N° 9, août 2006

Hassan Hosseini, poète d’Ashourâ


Rouhollah Hosseini


Après qui soupirai-je
Moi qui comme le feu vis en brûlant
Ni triste ni joyeux
Ni terre ni univers
Ni mot ni fond
Que signifie-je ?

Pour le chiite fervent qu’est Hassan Hosseini, que signifierait la vie sans amour pour son Imâm, le guide des martyres de Kerbala ; celui dont le courage et le dévouement pour la sauvegarde des valeurs islamiques marquèrent l’histoire du chiisme ? Hosseini est en effet le grand héritier de cette tradition poétique iranienne qui glorifie, depuis le quatrième siècle de l’hégire, le prophète de l’Islam et sa famille, son "Ahl’al Bayt", et particulièrement le troisième imâm chiite. Il paraît que la plus ancienne élégie célébrant le deuil de l’Imam Hossein (p.s.) en Iran est signée de la main de Kassaï de Merv, poète du quatrième siècle de l’hégire. Vient ensuite le poète de Ghobâd, Nasser Khosrô, lequel chanta pareillement et avec passion l’épopée de Kerbala. Beaucoup d’autres poètes trouvèrent également leur source d’inspiration dans ce carnage cruel, mais c’est surtout avec l’accession au pouvoir de la dynastie safavide et le développement du chiisme en Iran que cette forme poétique s’épanouit véritablement. Mohtasham Kashani passait à l’époque pour l’un des plus habiles poètes en la matière. Il faut également signaler d’autres grands noms dont les œuvres ont trait au martyre de l’Imam Hossein : Vessâl, Soroush, Gha’ani, Cheykh Bahaï et Sâëb Tabrizi, l’un des maîtres du style indien. Cette tradition continua à gagner du terrain jusqu’à l’époque de Nader chah, qui pour sa part favorisait le sunnisme au détriment du chiisme. La poésie religieuse chiite fut confrontée alors à une période relativement courte de stagnation. Elle se renouvela avec l’arrivée au pouvoir des Zends, et devint désormais, et ce jusqu’à la Révolution islamique, omniprésente dans l’œuvre de différents poètes. Elle trouva alors un nouveau support dans l’héroïsme révolutionnaire d’un peuple, qui brandit l’étendard du troisième Imâm chiite face à l’oppression ambiante.

Hassan Hosseini

L’Achourâ est en effet considéré comme symbole de la dénonciation de l’injustice et de l’esclavage, et l’on considère qu’il donna spirituellement naissance à la Révolution islamique. Le poète voyait dans la révolte audacieuse de son peuple les mêmes caractères déjà perçus chez les martyres de Kerbala : le peuple iranien s’était insurgé contre l’injustice pahlavie, en réclamant sa liberté. Mais le goût de la liberté se manifesta surtout dans la poésie de guerre ; (celle qui éclata entre l’Iran et l’Iraq en 1980). Le poète n’était plus le passif chanteur d’un deuil ancien, mais il s’installait en plein milieu de la tragédie ; il voyait de ses propres yeux le dévouement, le courage, et l’amour pour la patrie de ses "frères", dont la gorge se gonflait d’un sang rose tandis qu’ils se remémoraient le "jardin perdu au milieu d’une haie vive." Il considérait la guerre comme une grâce accordée par Dieu qui s’adonnait pour lors à cueillir "les plus belles fleurs de son jardin". C’était comme si les portes du ciel s’étaient ouvertes aux plus méritants des humains. Voilà comment vont les choses pour les poètes de guerre, pour les Gheysar Aminpour, Salmân Harati, Alireza ghazveh et pour Hassan Hosseini.

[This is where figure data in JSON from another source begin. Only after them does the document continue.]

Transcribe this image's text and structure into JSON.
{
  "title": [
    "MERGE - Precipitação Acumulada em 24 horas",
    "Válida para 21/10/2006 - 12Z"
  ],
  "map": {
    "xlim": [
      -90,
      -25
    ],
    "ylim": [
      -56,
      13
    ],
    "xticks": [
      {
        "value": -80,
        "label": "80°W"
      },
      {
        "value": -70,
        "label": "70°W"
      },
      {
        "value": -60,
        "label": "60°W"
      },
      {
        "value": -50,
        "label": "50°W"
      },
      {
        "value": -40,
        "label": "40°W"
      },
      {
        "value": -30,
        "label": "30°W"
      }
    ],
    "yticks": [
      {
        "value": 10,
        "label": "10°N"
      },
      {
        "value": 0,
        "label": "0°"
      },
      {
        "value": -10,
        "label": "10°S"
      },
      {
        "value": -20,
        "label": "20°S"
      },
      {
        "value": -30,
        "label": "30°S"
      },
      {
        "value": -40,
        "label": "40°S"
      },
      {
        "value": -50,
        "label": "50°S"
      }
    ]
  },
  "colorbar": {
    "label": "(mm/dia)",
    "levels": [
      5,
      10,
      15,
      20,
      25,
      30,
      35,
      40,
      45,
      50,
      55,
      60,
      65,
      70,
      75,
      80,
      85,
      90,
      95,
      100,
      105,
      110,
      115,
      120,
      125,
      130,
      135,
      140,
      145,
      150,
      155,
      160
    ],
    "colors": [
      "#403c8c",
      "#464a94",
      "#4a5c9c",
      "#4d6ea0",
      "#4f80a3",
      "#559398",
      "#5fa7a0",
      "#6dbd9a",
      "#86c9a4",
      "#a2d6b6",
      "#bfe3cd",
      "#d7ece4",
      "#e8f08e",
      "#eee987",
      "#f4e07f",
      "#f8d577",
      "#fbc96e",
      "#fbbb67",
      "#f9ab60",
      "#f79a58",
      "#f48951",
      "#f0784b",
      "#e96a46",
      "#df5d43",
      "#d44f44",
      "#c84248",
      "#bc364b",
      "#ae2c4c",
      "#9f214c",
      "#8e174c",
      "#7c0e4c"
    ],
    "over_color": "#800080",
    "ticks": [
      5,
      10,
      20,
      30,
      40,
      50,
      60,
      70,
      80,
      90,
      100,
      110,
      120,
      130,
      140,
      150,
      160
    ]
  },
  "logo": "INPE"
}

Né en 1956 à Téhéran, Hosseini est considéré comme l’un des plus célèbres poètes de la Révolution et de la guerre. Il mit en effet sa poésie au service des valeurs révolutionnaires dont les plus considérables, à ses yeux, étaient de désobéir à la tyrannie, de conserver le goût de la liberté et de dénoncer l’oppression des plus faibles. Poète qui ne tergiverse pas avec les valeurs révolutionnaires, et qui s’attaque à ce titre aux poètes et érudits qui selon la circonstance renoncent à leur engagement. Ses textes de forme courte reflètent la dimension critique de son oeuvre :

"Un poète emprunat de l’argent
Sa poésie se calma alors"


Sa structure poétique de prédilection reste à n’en pas douter le quatrain. Sous cette forme, il a composé de beaux textes que l’on continue aujourd’hui encore de fredonner eu égard à la pureté et à la force des images qu’ils véhiculent. Celles-ci ont trouvé place au sein d’une langue joliment ornementée, claire malgré l’influence évidente de Bidel Dehlavi, grand maître du style indien, à qui Hosseini a d’ailleurs consacré un essai. Son œuvre poétique comporte les recueils Moineau et Gabriel, Tous en cœur avec la glotte d’Ismaël et Limailles de fer.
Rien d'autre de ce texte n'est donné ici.